Voici l’aurore, lève-toi, ô jeune homme imberbe, et remplis vite de ce vin en rubis la coupe de cristal, car (plus tard) tu pourras chercher longtemps, sans jamais le retrouver, ce moment d’existence qu’on nous prête dans ce monde de néant.
Une gorgée de vin est préférable à l’empire de Djèm[1] ; l’odeur de la coupe est préférable aux aliments de Marie[2]. Le soupir qui le matin s’échappe de la poitrine d’un homme pris de vin de la veille est préférable aux lamentations de Bou-Saïd et à celles d’Adhèm[3].
Ô mon cœur ! puisque le fond même des choses de ce monde n’est qu’une fiction, pourquoi t’aventurer ainsi dans un gouffre infini de chagrins ? Confie-toi au destin, supporte le mal, car ce que le pinceau a tracé ne sera pas effacé pour toi[4].
De tous ceux qui ont pris le long chemin[5], quel est celui qui en est revenu pour que je lui en demande des nouvelles ? Ô ami ! gardetoi de rien laisser en vue d’un espoir quelconque dans ce mesquin sérail, car, sache-le, tu n’y reviendras plus.
- ↑ Djèm, abréviation de Djèmchid. (Voyez n. 2, quat. 67, sur ce souverain de la Perse.)
- ↑ La vierge Marie, se voyant enceinte et voulant cacher sa grossesse, se retira, dit ia fable persane, dans un lieu écarté du côté de l’Orient, la figure couverte d’un voile, et décidée à se laisser mourir de faim. Les douleurs de l’enfantement la surprirent sous un palmier entièrement dépourvu de feuilles.
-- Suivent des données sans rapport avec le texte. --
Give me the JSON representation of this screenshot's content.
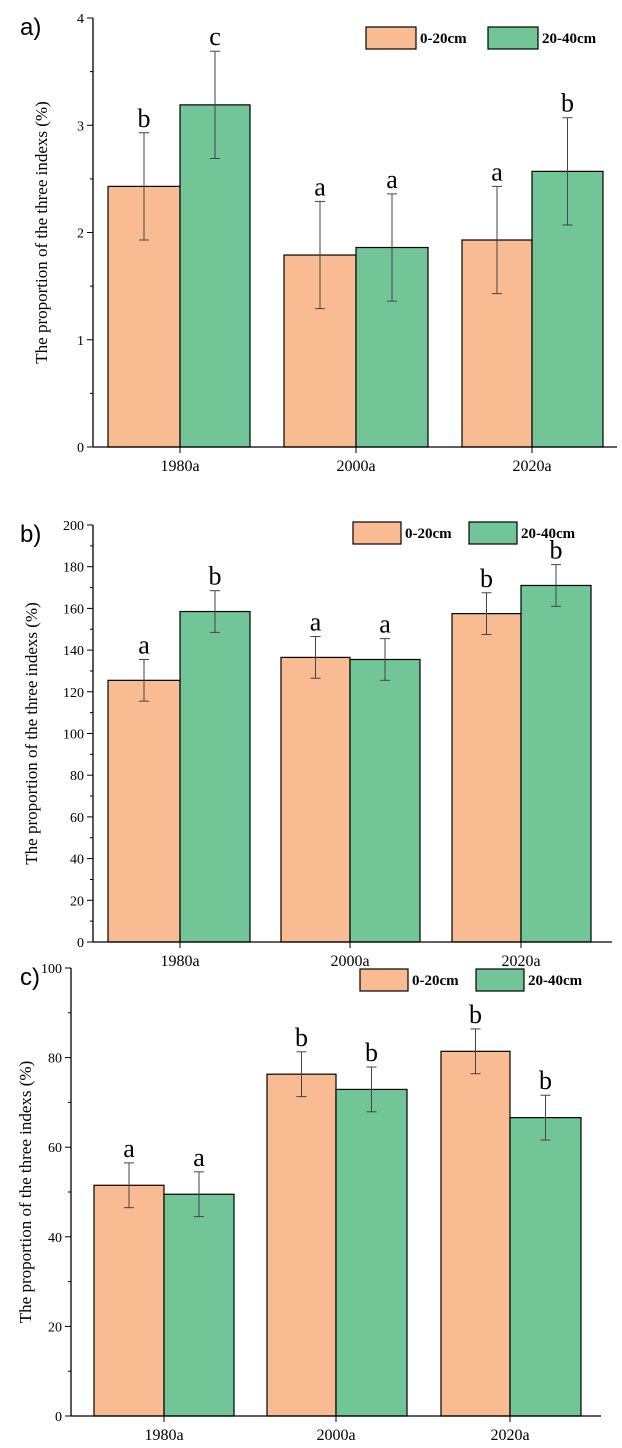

L’ange Gabriel lui apparut et l’invita à ne point s’affliger et à se nourrir du fruit délicieux dont tout à coup cet arbre fut couvert. (Voyez le Koran, chapitre Marie, verset 16 et les suivants ; voyez aussi le chapitre La famille d’Amran, verset 32, où il est dit que Zacharie prit soin de la Vierge.) Toutes les fois qu’il allait la visiter dans son gîte retiré, il trouvait de la nourriture auprès d’elle. « D’où vous vient, lui demandait-il, cette nourriture ? — C’est un bienfait du ciel, répondait Marie. Il nourrit abondamment ceux qu’il veut. » C’est à ces aliments descendus du ciel et à ces fruits délicieux que le poëte fait allusion, et auxquels il préfère non-seulement une coupe de vin, mais même l’odeur seule de la coupe.
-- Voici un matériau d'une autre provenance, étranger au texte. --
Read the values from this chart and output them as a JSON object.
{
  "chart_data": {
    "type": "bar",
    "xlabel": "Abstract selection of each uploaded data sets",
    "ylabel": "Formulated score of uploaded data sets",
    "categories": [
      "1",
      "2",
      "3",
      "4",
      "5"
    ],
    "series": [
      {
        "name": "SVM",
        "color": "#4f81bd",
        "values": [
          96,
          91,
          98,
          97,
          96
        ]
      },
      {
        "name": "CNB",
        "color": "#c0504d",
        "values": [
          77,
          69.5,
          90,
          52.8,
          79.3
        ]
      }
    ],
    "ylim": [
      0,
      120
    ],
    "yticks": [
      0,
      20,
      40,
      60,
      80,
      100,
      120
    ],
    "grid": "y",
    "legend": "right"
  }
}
- ↑ Bou-Saïd et Adhèm, d’après la tradition vulgaire, étaient deux souverains de la Perse, qui, après avoir régné quelque temps à des époques différentes, et ayant été frappés de la vanité de ce monde, abandonnèrent la direction des affaires pour se livrer à la contemplation de la Divinité. Le premier consacra ses loisirs à composer des quatrains que quelques Persans préfèrent à ceux de Khèyam. Quant au second, les bis toriens racontent qu’un jour, étant sur son trône, il eut une vision. Il se leva aussitôt et disparut : on n’a jamais pu savoir ce qu’il est devenu.
- ↑ Voyez note 1, quatrain 12, sur la signification de ce pinceau.
- ↑ C’est-à-dire : ceux qui sont partis pour l’autre monde.